I piccoli passi

La Mura premiato al Memorial d'Aloja dal COL
Il DT La Mura premiato al Memorial d’Aloja dal COL

Riflessione post Memorial d’Aloja. La nostra Italia, così come è adesso, non può ancora permettersi di porsi obiettivi a lungo termine. Obiettivi ambiziosi, intendiamo, e se le principali potenze remiere, leggi ad esempio Australia, Gran Bretagna o Nuova Zelanda, già hanno espresso (e noi, qui, ripreso) quanto auspicano raccogliere alle prossime Olimpiadi di Rio de Janeiro noi dobbiamo registrare il pensiero esternato in TV dal nostro Presidente. “Qualificare il maggior numero di barche ad Aiguebelette (Mondiale 2015 n.d.r.)”.  Un mantra anche nicettiano e gandoliano, sembra un’occasione per prendere tempo. E’ un paradosso, ma se guardiamo, ad esempio, il percorso lamuriano ai Giochi Olimpici si nota che dieci barche ad Atlanta 1996 ci hanno portato una sola medaglia (l’oro di Agostino Abbagnale e Davide Tizzano), otto a Sidney 2000 ben quattro e le nove di Atene 2004 tre.  Più barche più speranze di medaglia? Solo sulla carta, sicuramente vuol dire più investimenti necessari a rendere altamente competitiva un’ampia rosa di azzurrabili nell’anno cruciale.

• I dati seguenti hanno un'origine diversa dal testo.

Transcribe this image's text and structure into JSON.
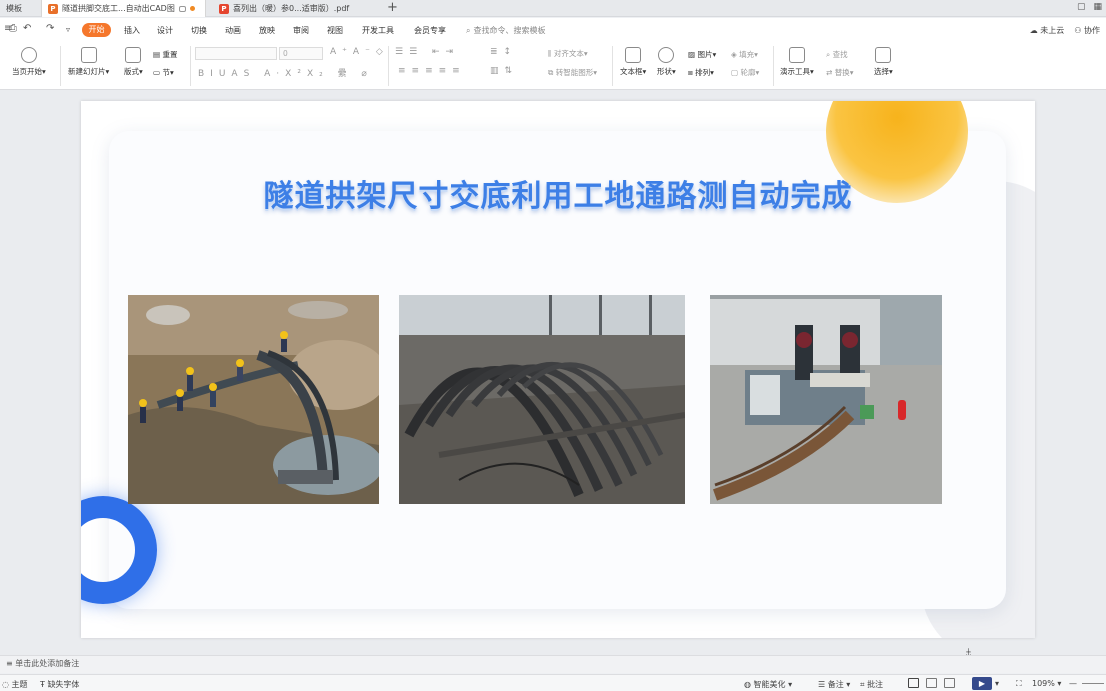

Con questo, naturalmente, pieno rispetto della sua prudenza e del senso della misura di Giuseppe Abbagnale. Dopo un buon Mondiale come Chungju, si disse “moderatamente soddisfatto” e prima ancora, dopo la vendemmiata di Lucerna, tenne i piedi saldamente ancorati a terra.

Siamo a inizio stagione e questa squadra ha tutti i connotati di un cantiere. Non è possibile vedere la data di “fine lavori”. Si va avanti adagio, alla ricerca delle più efficaci combinazioni e di una graduale forma. Certezze, non è poco, in almeno tre barche corte, con ancora molte prove da effettuare per costruire le migliori lunghe. L’Italia ha guadagnato terreno, rispetto al precedente quadriennio culminato nella triste Olimpiade londinese, dopo Chungju. Sei barche olimpiche finaliste, con il primo oro dopo dieci anni di digiuno. Per diventare grandi, il Memorial d’Aloja lo insegna, la strada è ancora lunga e popolata anche di guastafeste delle nazioni medio-piccole. Il doppio o il quattro di coppia della Lituania, il doppio leggero della Grecia, l’otto della Russia, il due senza femminile dell’Irlanda, per fare qualche esempio.  Ci vuole pazienza e, per ora, accontentarsi dei piccoli passi.